Diğer yandan, Avustralya’daki muhalefet Çin’in etkisini artırması konusunda hükümete tepki gösterdi. Ana muhalefetteki İşçi Partisi lideri Anthony Albanese, Başbakan Morrison liderliğindeki koalisyon hükümetinin, iklim değişikliği konusundaki eylemsizliğinin ve dış yardımları kesmesinin bölgede güveni sarstığını söyledi. Bu yüzden de Pasifik ülkelerinin başka ortaklara yöneldiğini belirtti.

Eski Avustralya Başbakanı Kevin Rudd, söz konusu anlaşmanın “son yılların en önemli güvenlik gelişmelerinden biri” olduğunu söyledi. Ayrıca anlaşmayı Avustralya’nın “savunma başarısızlığı” olarak nitelendirerek hükümeti eleştirdi.

ÇİN’İN HAMLESİ PASİFİK’TEKİ DENGELERİ NASIL DEĞİŞTİRECEK?

Çin ile Solomon Adaları arasındaki güvenlik anlaşması bölgedeki dengeleri değiştirebilir.

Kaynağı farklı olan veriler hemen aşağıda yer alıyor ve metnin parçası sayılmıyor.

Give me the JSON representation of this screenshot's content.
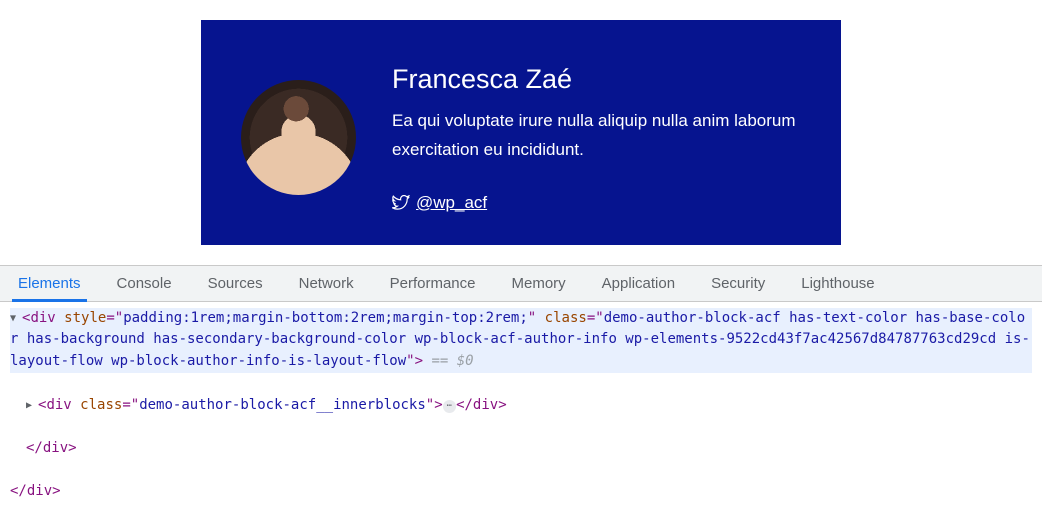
{
  "preview": {
    "author_name": "Francesca Zaé",
    "bio": "Ea qui voluptate irure nulla aliquip nulla anim laborum exercitation eu incididunt.",
    "twitter_handle": "@wp_acf"
  },
  "devtools": {
    "tabs": [
      "Elements",
      "Console",
      "Sources",
      "Network",
      "Performance",
      "Memory",
      "Application",
      "Security",
      "Lighthouse"
    ],
    "active_tab": 0,
    "dom": {
      "outer_open_tag": "div",
      "outer_style_attr": "style",
      "outer_style_val": "padding:1rem;margin-bottom:2rem;margin-top:2rem;",
      "outer_class_attr": "class",
      "outer_class_val": "demo-author-block-acf has-text-color has-base-color has-background has-secondary-background-color wp-block-acf-author-info wp-elements-9522cd43f7ac42567d84787763cd29cd is-layout-flow wp-block-author-info-is-layout-flow",
      "selected_marker": " == $0",
      "inner_open_tag": "div",
      "inner_class_attr": "class",
      "inner_class_val": "demo-author-block-acf__innerblocks",
      "close_div_1": "</div>",
      "close_div_2": "</div>",
      "close_div_3": "</div>"
    }
  }
}
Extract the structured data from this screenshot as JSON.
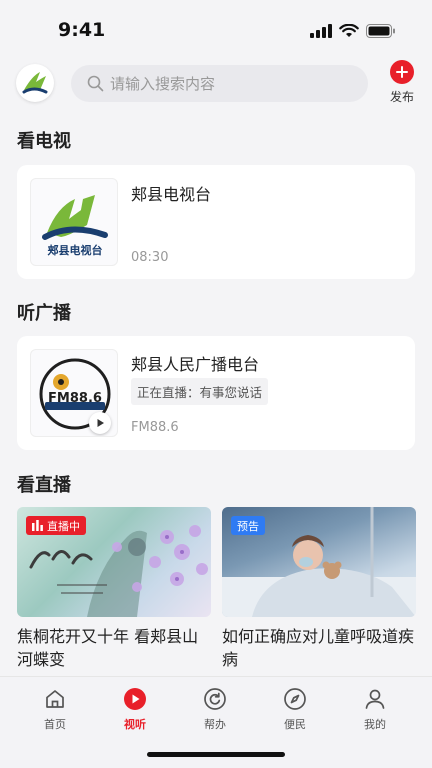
{
  "status": {
    "time": "9:41"
  },
  "header": {
    "search_placeholder": "请输入搜索内容",
    "publish_label": "发布"
  },
  "sections": {
    "tv_title": "看电视",
    "radio_title": "听广播",
    "live_title": "看直播"
  },
  "tv": {
    "name": "郏县电视台",
    "logo_text": "郏县电视台",
    "time": "08:30"
  },
  "radio": {
    "name": "郏县人民广播电台",
    "now_playing": "正在直播：有事您说话",
    "frequency": "FM88.6",
    "logo_freq": "FM88.6"
  },
  "live": [
    {
      "badge": "直播中",
      "title": "焦桐花开又十年 看郏县山河蝶变",
      "badge_color": "#e8202a"
    },
    {
      "badge": "预告",
      "title": "如何正确应对儿童呼吸道疾病",
      "badge_color": "#2f7bf3"
    }
  ],
  "tabs": [
    {
      "label": "首页",
      "icon": "home-icon"
    },
    {
      "label": "视听",
      "icon": "play-icon",
      "active": true
    },
    {
      "label": "帮办",
      "icon": "refresh-icon"
    },
    {
      "label": "便民",
      "icon": "compass-icon"
    },
    {
      "label": "我的",
      "icon": "user-icon"
    }
  ],
  "colors": {
    "accent": "#e8202a",
    "preview": "#2f7bf3",
    "background": "#f4f4f6"
  }
}
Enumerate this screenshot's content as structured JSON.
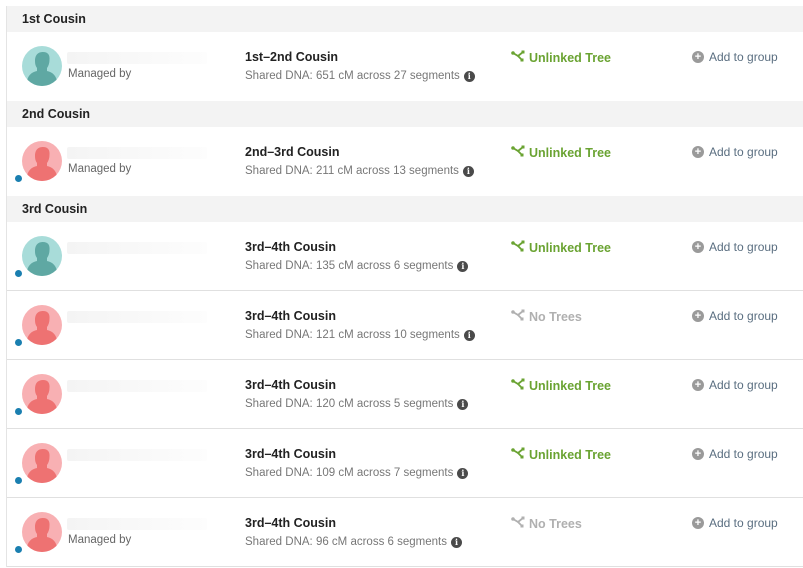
{
  "colors": {
    "linked_tree": "#6aa332",
    "no_tree": "#b0b0b0",
    "avatar_male_bg": "#a8dcd9",
    "avatar_male_fg": "#5fa8a3",
    "avatar_female_bg": "#f8b0b3",
    "avatar_female_fg": "#ee7272",
    "new_dot": "#1a7fb0"
  },
  "groups": [
    {
      "title": "1st Cousin",
      "matches": [
        {
          "avatar": "male",
          "new": false,
          "managed_label": "Managed by",
          "relationship": "1st–2nd Cousin",
          "shared_dna": "Shared DNA: 651 cM across 27 segments",
          "tree_status": "Unlinked Tree",
          "tree_type": "linked",
          "add_label": "Add to group"
        }
      ]
    },
    {
      "title": "2nd Cousin",
      "matches": [
        {
          "avatar": "female",
          "new": true,
          "managed_label": "Managed by",
          "relationship": "2nd–3rd Cousin",
          "shared_dna": "Shared DNA: 211 cM across 13 segments",
          "tree_status": "Unlinked Tree",
          "tree_type": "linked",
          "add_label": "Add to group"
        }
      ]
    },
    {
      "title": "3rd Cousin",
      "matches": [
        {
          "avatar": "male",
          "new": true,
          "managed_label": "",
          "relationship": "3rd–4th Cousin",
          "shared_dna": "Shared DNA: 135 cM across 6 segments",
          "tree_status": "Unlinked Tree",
          "tree_type": "linked",
          "add_label": "Add to group"
        },
        {
          "avatar": "female",
          "new": true,
          "managed_label": "",
          "relationship": "3rd–4th Cousin",
          "shared_dna": "Shared DNA: 121 cM across 10 segments",
          "tree_status": "No Trees",
          "tree_type": "none",
          "add_label": "Add to group"
        },
        {
          "avatar": "female",
          "new": true,
          "managed_label": "",
          "relationship": "3rd–4th Cousin",
          "shared_dna": "Shared DNA: 120 cM across 5 segments",
          "tree_status": "Unlinked Tree",
          "tree_type": "linked",
          "add_label": "Add to group"
        },
        {
          "avatar": "female",
          "new": true,
          "managed_label": "",
          "relationship": "3rd–4th Cousin",
          "shared_dna": "Shared DNA: 109 cM across 7 segments",
          "tree_status": "Unlinked Tree",
          "tree_type": "linked",
          "add_label": "Add to group"
        },
        {
          "avatar": "female",
          "new": true,
          "managed_label": "Managed by",
          "relationship": "3rd–4th Cousin",
          "shared_dna": "Shared DNA: 96 cM across 6 segments",
          "tree_status": "No Trees",
          "tree_type": "none",
          "add_label": "Add to group"
        }
      ]
    }
  ],
  "icons": {
    "info": "i",
    "plus": "+"
  }
}
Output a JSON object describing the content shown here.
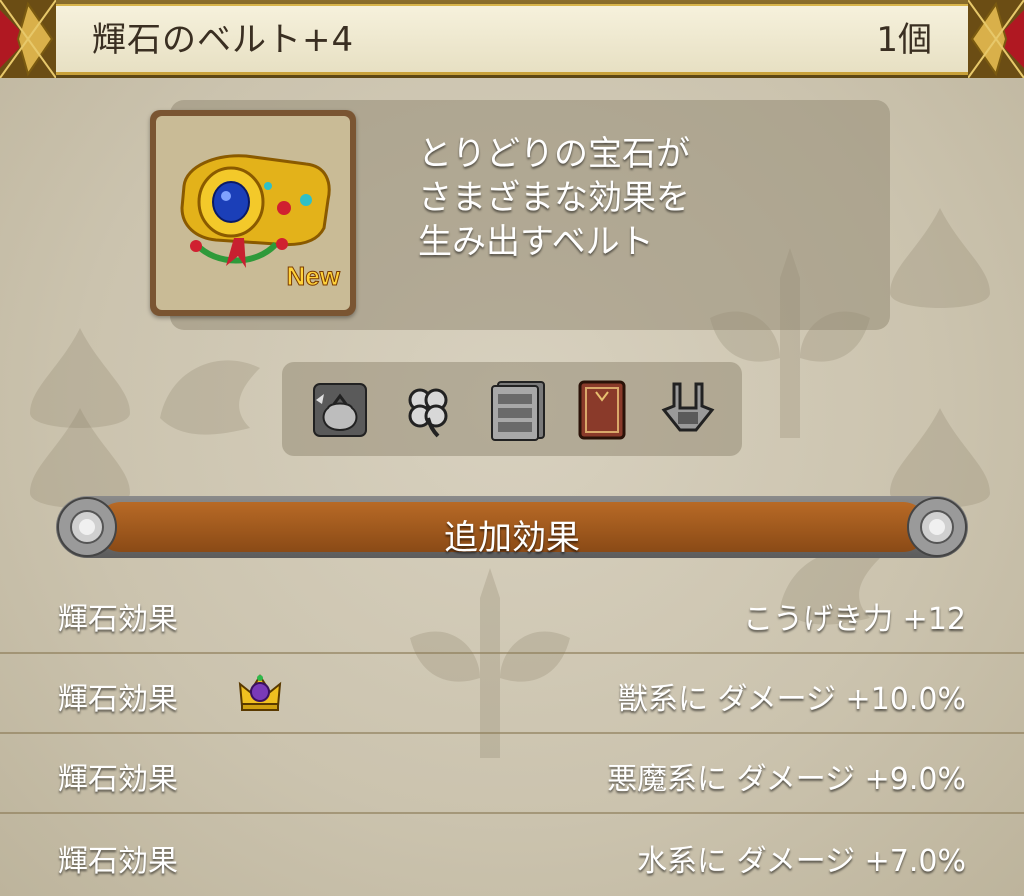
{
  "item": {
    "name": "輝石のベルト+4",
    "count": "1個",
    "badge": "New",
    "description": [
      "とりどりの宝石が",
      "さまざまな効果を",
      "生み出すベルト"
    ]
  },
  "equip_icons": [
    "bag-icon",
    "clover-icon",
    "chest-of-drawers-icon",
    "book-icon",
    "belt-icon"
  ],
  "effects_section": {
    "title": "追加効果",
    "rows": [
      {
        "label": "輝石効果",
        "value": "こうげき力 +12",
        "has_crown": false
      },
      {
        "label": "輝石効果",
        "value": "獣系に ダメージ +10.0%",
        "has_crown": true
      },
      {
        "label": "輝石効果",
        "value": "悪魔系に ダメージ +9.0%",
        "has_crown": false
      },
      {
        "label": "輝石効果",
        "value": "水系に ダメージ +7.0%",
        "has_crown": false
      }
    ]
  },
  "colors": {
    "header_gold": "#c8a13a",
    "banner_orange": "#a85d20",
    "text_white": "#ffffff"
  }
}
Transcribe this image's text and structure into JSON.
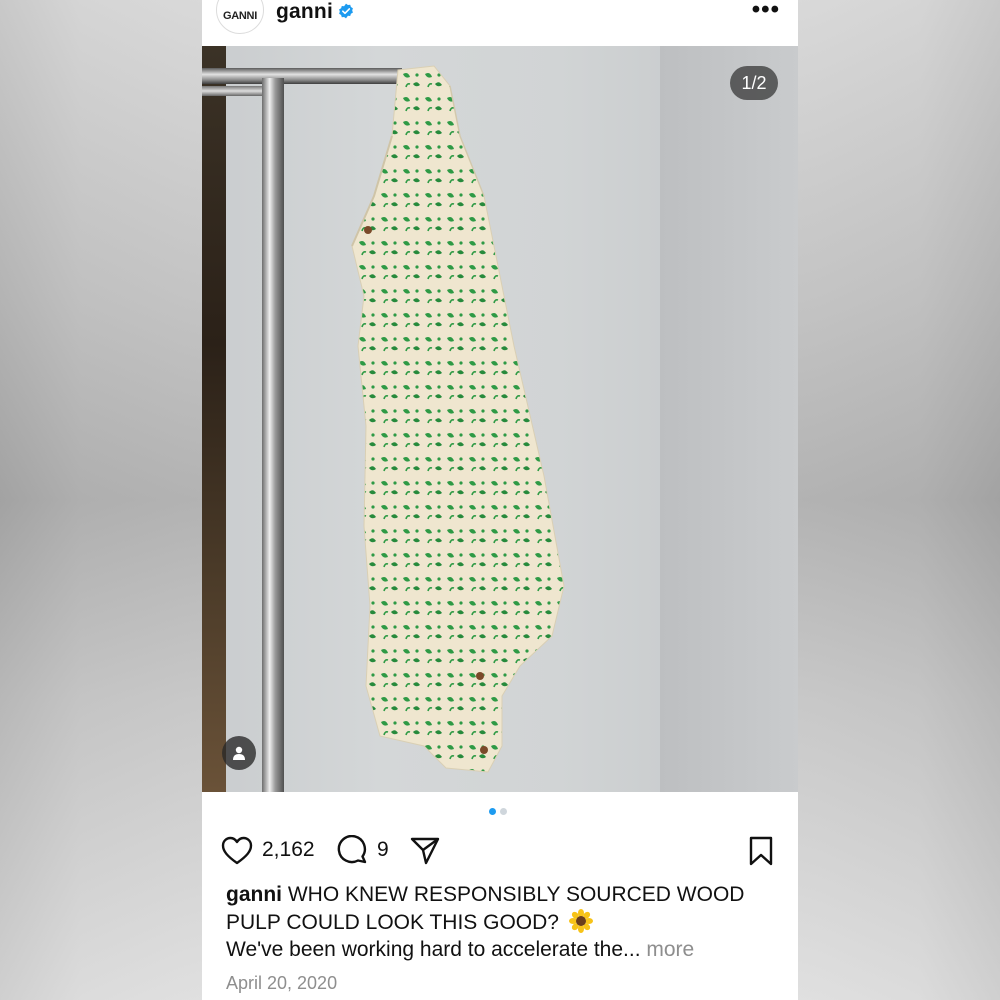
{
  "post": {
    "avatar_text": "GANNI",
    "username": "ganni",
    "verified_icon": "verified-badge-icon",
    "more_icon": "more-options-icon",
    "more_glyph": "•••",
    "page_indicator": "1/2",
    "carousel": {
      "total": 2,
      "active_index": 0
    },
    "likes": "2,162",
    "comments": "9",
    "caption_user": "ganni",
    "caption_text": "WHO KNEW RESPONSIBLY SOURCED WOOD PULP COULD LOOK THIS GOOD?",
    "caption_line2": "We've been working hard to accelerate the...",
    "more_label": "more",
    "date": "April 20, 2020"
  },
  "colors": {
    "accent_blue": "#1d9bf0",
    "print_green": "#2e9a45",
    "fabric": "#efe6cf"
  }
}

Zira, güvenlik anlaşmaları kağıt üzerindeki bir imzadan ziyade ülkeler arasındaki yakınlık, iş birliği ve güven anlamına da geliyor.

Pasifik’teki olası bir Çin askeri varlığı, Avustralya, Yeni Zelanda ve Pasifik Adaları Forumu ülkeleri tarafından sürdürülen “barış ortamını” da tehdit ediyor. Tarihinde herhangi bir dış tehdide maruz kalmayan Solomon Adaları’ndaki tek tehdit iç karışıklık olarak kendini gösterdi. Ancak bunun için de polis gibi güvenlik güçlerinin sağlanmasına ilişkin anlaşmaları var. Pekin ile yapılan yeni anlaşma ise Çin güçlerinin Pasifik’in bu kısmına erişimi olarak yorumlanabilir.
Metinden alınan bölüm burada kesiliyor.